Modeling low energy sputtering of hexagonal boron nitride by xenon ions

TL;DR

This study uses molecular dynamics simulations to analyze low energy xenon ion sputtering of hexagonal boron nitride, comparing results with experimental data and exploring temperature effects on sputter yields.

Contribution

It introduces a molecular dynamics model for low energy sputtering of h-BN and compares it with experimental data and semi-empirical models, including temperature effects.

Findings

Simulation results agree with experimental data.

Sputter yield doubles at higher temperature (850 K vs 423 K).

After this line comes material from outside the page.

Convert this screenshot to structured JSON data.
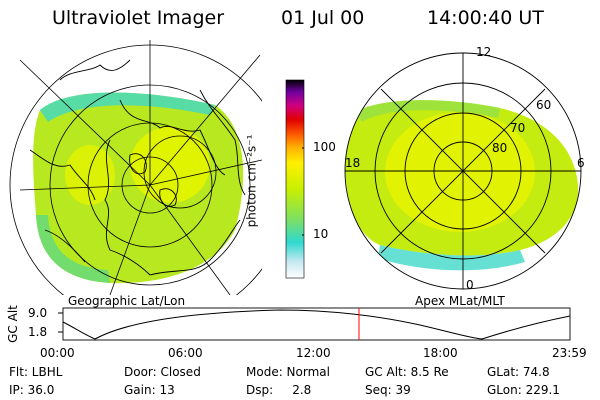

Semi-empirical model by Bohdansky fits the simulation data well.

Abstract

The sputtering of hexagonal boron nitride due to low energy xenon ion bombardments occurs in various applications including fabrication of cubic boron nitride and erosion of Hall thruster channel walls. At low ion energies, accurate experimental characterization of sputter yields increases in difficulty due to the low yields involved. A molecular dynamics model is employed to simulate the sputtering process and to calculate sputter yields for ion energies ranging from 10 eV to 350 eV. The results are compared to experimental data and a semi-empirical expression developed by Bohdansky is found to adequately describe the simulation data. Surface temperature effects are also investigated, and the sputter yield at 850 K is approximately twice that at 423 K.